Gemini 2.0 Flash is shutting down: 2026 API pricing and migration options

Google marks Gemini 2.0 Flash and 2.0 Flash-Lite for shutdown on June 1, 2026. This guide compares 2.5 Flash-Lite, 2.5 Flash, Gemini 3 Flash, and 3.1 Flash-Lite as migration paths.

1. Why this needs attention now

Google's Gemini deprecations page lists both gemini-2.0-flash and gemini-2.0-flash-lite with a shutdown date of June 1, 2026. That is not a marketing label. Once a model is shut down, the endpoint stops being available, so production apps should migrate before that date rather than waiting for errors to show up in logs.

The direct replacements are simple on paper: move 2.0 Flash to 2.5 Flash, and 2.0 Flash-Lite to 2.5 Flash-Lite. The cost story is less simple. 2.5 Flash-Lite keeps the old 2.0 Flash price class, while 2.5 Flash is much more expensive on output tokens. Newer Gemini 3-family options add another trade-off: better long-term runway, but higher token pricing.

2. Replacement models at a glance

Current model Default replacement Use when
gemini-2.0-flash-lite gemini-2.5-flash-lite High-volume classification, extraction, routing, translation, and simple multimodal jobs.
gemini-2.0-flash gemini-2.5-flash Chat, RAG, agent workflows, and workloads that need the 1M-token context window.
Planning a second migration gemini-3.1-flash-lite Teams that want a newer low-cost Gemini 3-family model and can afford higher token pricing.

Gemini 3 Flash Preview and Gemini 3.5 Flash are not drop-in cost replacements for most 2.0 Flash users. Use them when quality, grounding, or newer model behavior matters more than preserving the old bill.

3. Where the pricing changes

The numbers below use Google's Gemini API pricing page as checked on May 24, 2026. Prices are USD per 1M tokens for text/image/video unless noted.

Model Input Output Cached input
Gemini 2.0 Flash $0.10 $0.40 $0.025
Gemini 2.0 Flash-Lite $0.075 $0.30 Not available
Gemini 2.5 Flash-Lite $0.10 $0.40 $0.01
Gemini 2.5 Flash $0.30 $2.50 $0.03
Gemini 3.1 Flash-Lite $0.25 $1.50 $0.025
Gemini 3 Flash Preview $0.50 $3.00 $0.05

The important jump is output price. Moving from 2.0 Flash to 2.5 Flash triples input price, but raises output price from $0.40 to $2.50. If your app produces long answers, explanations, or agent traces, the migration can be more than a small version bump.

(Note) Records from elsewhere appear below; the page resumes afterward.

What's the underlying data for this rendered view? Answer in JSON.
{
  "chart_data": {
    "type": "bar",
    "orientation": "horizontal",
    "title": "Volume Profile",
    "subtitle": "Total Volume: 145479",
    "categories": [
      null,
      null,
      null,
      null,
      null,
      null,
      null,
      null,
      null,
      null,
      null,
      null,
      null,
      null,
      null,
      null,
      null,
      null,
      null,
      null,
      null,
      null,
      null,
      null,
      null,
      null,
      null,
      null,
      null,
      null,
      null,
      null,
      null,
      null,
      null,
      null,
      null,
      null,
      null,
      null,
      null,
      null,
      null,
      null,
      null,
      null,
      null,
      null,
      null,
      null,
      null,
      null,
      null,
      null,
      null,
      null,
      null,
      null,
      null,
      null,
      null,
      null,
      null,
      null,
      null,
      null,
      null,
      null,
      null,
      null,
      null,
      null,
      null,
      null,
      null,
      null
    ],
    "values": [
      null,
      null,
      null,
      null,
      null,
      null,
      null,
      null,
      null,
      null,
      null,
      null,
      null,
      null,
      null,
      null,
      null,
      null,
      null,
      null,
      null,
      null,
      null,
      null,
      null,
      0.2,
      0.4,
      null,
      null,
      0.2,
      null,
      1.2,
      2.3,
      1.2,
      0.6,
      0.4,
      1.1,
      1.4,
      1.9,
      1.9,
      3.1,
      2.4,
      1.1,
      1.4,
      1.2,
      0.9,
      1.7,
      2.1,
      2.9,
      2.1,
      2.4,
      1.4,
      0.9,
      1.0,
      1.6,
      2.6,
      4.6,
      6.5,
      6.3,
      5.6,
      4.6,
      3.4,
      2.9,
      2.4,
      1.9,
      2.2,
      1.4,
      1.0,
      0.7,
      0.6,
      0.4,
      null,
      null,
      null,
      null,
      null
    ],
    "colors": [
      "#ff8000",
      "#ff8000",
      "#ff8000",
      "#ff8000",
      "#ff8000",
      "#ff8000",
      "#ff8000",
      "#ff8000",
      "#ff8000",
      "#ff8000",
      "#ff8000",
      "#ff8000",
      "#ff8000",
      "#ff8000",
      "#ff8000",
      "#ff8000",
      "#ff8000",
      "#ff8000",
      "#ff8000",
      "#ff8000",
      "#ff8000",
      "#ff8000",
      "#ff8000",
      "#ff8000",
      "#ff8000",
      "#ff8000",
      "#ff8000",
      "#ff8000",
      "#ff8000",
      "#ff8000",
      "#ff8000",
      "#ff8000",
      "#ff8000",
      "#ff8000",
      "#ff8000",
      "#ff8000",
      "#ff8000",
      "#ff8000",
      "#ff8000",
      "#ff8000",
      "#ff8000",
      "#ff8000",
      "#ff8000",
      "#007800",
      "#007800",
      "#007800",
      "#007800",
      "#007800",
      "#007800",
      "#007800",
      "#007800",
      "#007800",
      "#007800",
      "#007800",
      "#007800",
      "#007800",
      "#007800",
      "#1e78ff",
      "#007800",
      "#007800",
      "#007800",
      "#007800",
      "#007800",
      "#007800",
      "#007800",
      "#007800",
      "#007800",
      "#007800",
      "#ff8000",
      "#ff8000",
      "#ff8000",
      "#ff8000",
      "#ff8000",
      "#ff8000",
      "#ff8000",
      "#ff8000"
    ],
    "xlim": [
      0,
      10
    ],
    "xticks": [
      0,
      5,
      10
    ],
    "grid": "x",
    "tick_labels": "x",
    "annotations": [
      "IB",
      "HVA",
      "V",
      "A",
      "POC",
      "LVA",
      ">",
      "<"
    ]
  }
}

Search grounding is a separate line item. The 2.5 Flash family keeps the older paid-tier search grounding structure: 1,500 free grounded prompts per day, then $35 per 1,000 grounded prompts. Gemini 3-family pricing uses a monthly free bucket for all Gemini 3 models, then $14 per 1,000 search queries. A single prompt can trigger more than one search query, so measure this from billing data before turning grounding on by default.

4. Pick by workload

For bulk classification, extraction, moderation, routing, and translation, start with 2.5 Flash-Lite. It is the closest practical replacement for both 2.0 Flash-Lite and many lightweight 2.0 Flash workloads.

For customer support chat and RAG, start with 2.5 Flash. The higher output price hurts, but the 1M-token context window and context caching can matter more than sticker price when you repeat long instructions, policies, or retrieved documents across many requests.

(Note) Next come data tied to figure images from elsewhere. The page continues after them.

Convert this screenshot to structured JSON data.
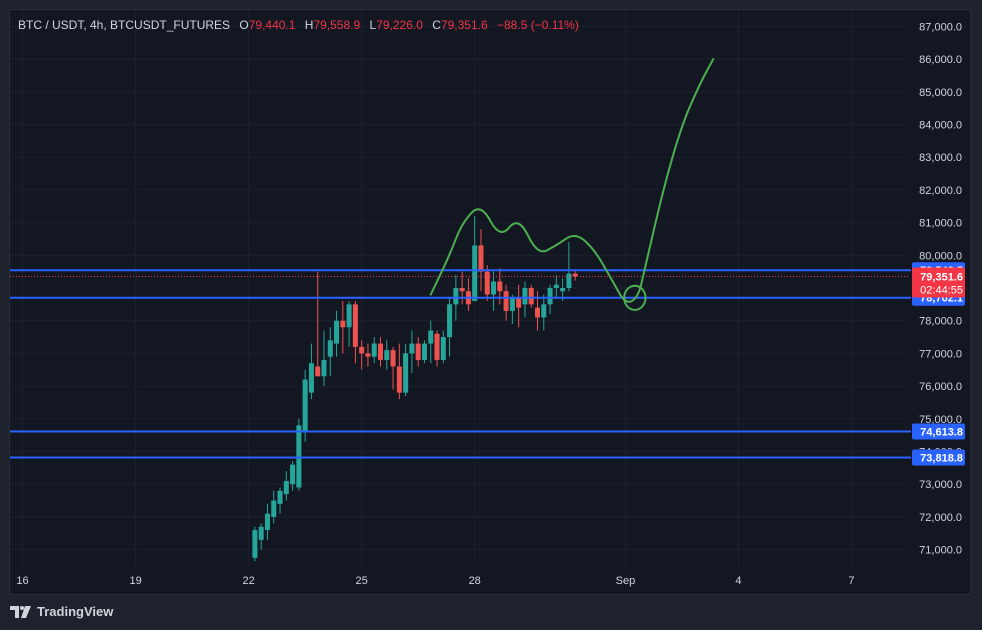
{
  "header": {
    "symbol": "BTC / USDT, 4h, BTCUSDT_FUTURES",
    "open_label": "O",
    "open": "79,440.1",
    "high_label": "H",
    "high": "79,558.9",
    "low_label": "L",
    "low": "79,226.0",
    "close_label": "C",
    "close": "79,351.6",
    "change": "−88.5 (−0.11%)"
  },
  "footer": {
    "brand": "TradingView",
    "logo_icon": "tradingview-logo-icon"
  },
  "colors": {
    "up": "#26a69a",
    "down": "#ef5350",
    "hline": "#2962ff",
    "price_label": "#f23645",
    "drawing": "#4caf50"
  },
  "chart_data": {
    "type": "candlestick",
    "timeframe": "4h",
    "y_range": [
      70500,
      87500
    ],
    "y_ticks": [
      71000,
      72000,
      73000,
      74000,
      75000,
      76000,
      77000,
      78000,
      79000,
      80000,
      81000,
      82000,
      83000,
      84000,
      85000,
      86000,
      87000
    ],
    "y_tick_labels": [
      "71,000.0",
      "72,000.0",
      "73,000.0",
      "74,000.0",
      "75,000.0",
      "76,000.0",
      "77,000.0",
      "78,000.0",
      "79,000.0",
      "80,000.0",
      "81,000.0",
      "82,000.0",
      "83,000.0",
      "84,000.0",
      "85,000.0",
      "86,000.0",
      "87,000.0"
    ],
    "x_ticks": [
      "16",
      "19",
      "22",
      "25",
      "28",
      "Sep",
      "4",
      "7"
    ],
    "x_tick_index": [
      -37,
      -19,
      -1,
      17,
      35,
      59,
      77,
      95
    ],
    "x_range": [
      -39,
      104
    ],
    "candles": [
      [
        70750,
        71700,
        70650,
        71600
      ],
      [
        71300,
        71800,
        71000,
        71700
      ],
      [
        71600,
        72400,
        71300,
        72100
      ],
      [
        72000,
        72800,
        71800,
        72500
      ],
      [
        72400,
        72900,
        72100,
        72800
      ],
      [
        72700,
        73400,
        72500,
        73100
      ],
      [
        73000,
        73700,
        72800,
        73600
      ],
      [
        72900,
        75000,
        72800,
        74800
      ],
      [
        74600,
        76500,
        74300,
        76200
      ],
      [
        75800,
        77300,
        75600,
        76700
      ],
      [
        76600,
        79500,
        76300,
        76300
      ],
      [
        76300,
        77700,
        76000,
        76800
      ],
      [
        76900,
        77800,
        76300,
        77400
      ],
      [
        77300,
        78300,
        76900,
        78000
      ],
      [
        78000,
        78600,
        77000,
        77800
      ],
      [
        77800,
        78600,
        77200,
        78500
      ],
      [
        78500,
        78600,
        76700,
        77200
      ],
      [
        77200,
        77400,
        76500,
        77000
      ],
      [
        77000,
        77300,
        76600,
        76900
      ],
      [
        76900,
        77500,
        76700,
        77300
      ],
      [
        77300,
        77500,
        76600,
        76800
      ],
      [
        76800,
        77400,
        76500,
        77100
      ],
      [
        77100,
        77200,
        75900,
        76600
      ],
      [
        76600,
        77300,
        75600,
        75800
      ],
      [
        75800,
        77300,
        75700,
        77000
      ],
      [
        77000,
        77700,
        76400,
        77300
      ],
      [
        77300,
        77500,
        76600,
        76800
      ],
      [
        76800,
        77400,
        76700,
        77300
      ],
      [
        77300,
        78000,
        76700,
        77700
      ],
      [
        77600,
        77700,
        76600,
        76800
      ],
      [
        76800,
        77700,
        76700,
        77500
      ],
      [
        77500,
        78700,
        76900,
        78500
      ],
      [
        78500,
        79400,
        78000,
        79000
      ],
      [
        79000,
        79500,
        78500,
        78900
      ],
      [
        78900,
        79300,
        78300,
        78500
      ],
      [
        78600,
        81200,
        78600,
        80300
      ],
      [
        80300,
        80800,
        78900,
        79500
      ],
      [
        79500,
        79700,
        78600,
        78800
      ],
      [
        78800,
        79500,
        78300,
        79200
      ],
      [
        79200,
        79600,
        78500,
        78900
      ],
      [
        78900,
        79100,
        78000,
        78300
      ],
      [
        78300,
        78800,
        77900,
        78700
      ],
      [
        78700,
        79100,
        77800,
        78400
      ],
      [
        78500,
        79200,
        78100,
        79000
      ],
      [
        79000,
        79100,
        78400,
        78500
      ],
      [
        78400,
        78900,
        77700,
        78100
      ],
      [
        78100,
        78800,
        77700,
        78500
      ],
      [
        78500,
        79100,
        78200,
        79000
      ],
      [
        79000,
        79400,
        78700,
        79100
      ],
      [
        78900,
        79300,
        78600,
        79000
      ],
      [
        79000,
        80400,
        78900,
        79440
      ],
      [
        79440,
        79559,
        79226,
        79352
      ]
    ],
    "horizontal_levels": [
      "79,543.5",
      "78,702.1",
      "74,613.8",
      "73,818.8"
    ],
    "horizontal_level_values": [
      79543.5,
      78702.1,
      74613.8,
      73818.8
    ],
    "last_price": "79,351.6",
    "last_price_value": 79351.6,
    "countdown": "02:44:55",
    "drawing_path": [
      [
        28,
        78800
      ],
      [
        31,
        80000
      ],
      [
        33,
        81000
      ],
      [
        36,
        81600
      ],
      [
        39,
        80500
      ],
      [
        42,
        81200
      ],
      [
        45,
        80000
      ],
      [
        48,
        80300
      ],
      [
        51,
        80700
      ],
      [
        54,
        80200
      ],
      [
        57,
        79200
      ],
      [
        59,
        78500
      ],
      [
        61,
        78700
      ],
      [
        62,
        79500
      ],
      [
        65,
        82000
      ],
      [
        68,
        84000
      ],
      [
        71,
        85300
      ],
      [
        73,
        86000
      ]
    ],
    "drawing_circle": {
      "x": 60.5,
      "y": 78700,
      "rx_bars": 1.7,
      "ry_value": 370
    }
  }
}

For agents and tool-use workflows, test 2.5 Flash-Lite and 2.5 Flash side by side. The right answer depends on how often the model retries, calls tools, or emits long intermediate reasoning. Gemini output pricing includes thinking tokens where the pricing page says so, so cost can move faster than visible response length.

For search-grounded answers, compare the token bill and the grounding bill separately. Gemini 3-family search pricing can be cheaper per listed unit, but the model token price is higher and each prompt may issue multiple search queries.

5. Migration checklist

  1. Replace the model id in one staging environment first, not in production.
  2. Replay real prompts and log input tokens, output tokens, thinking tokens, cache hits, and tool calls.
  3. Compare monthly cost with your actual input/output ratio, not only the pricing table.
  4. Check whether your workload depends on preview models, rate limits, or search grounding behavior.
  5. Run both old and new models for at least a few days before June 1, 2026, then switch traffic gradually.

If you only need a default answer: migrate 2.0 Flash-Lite to 2.5 Flash-Lite, and migrate 2.0 Flash to 2.5 Flash only after you have measured output length. If the new output bill is too high, try 2.5 Flash-Lite before jumping to a Gemini 3 model.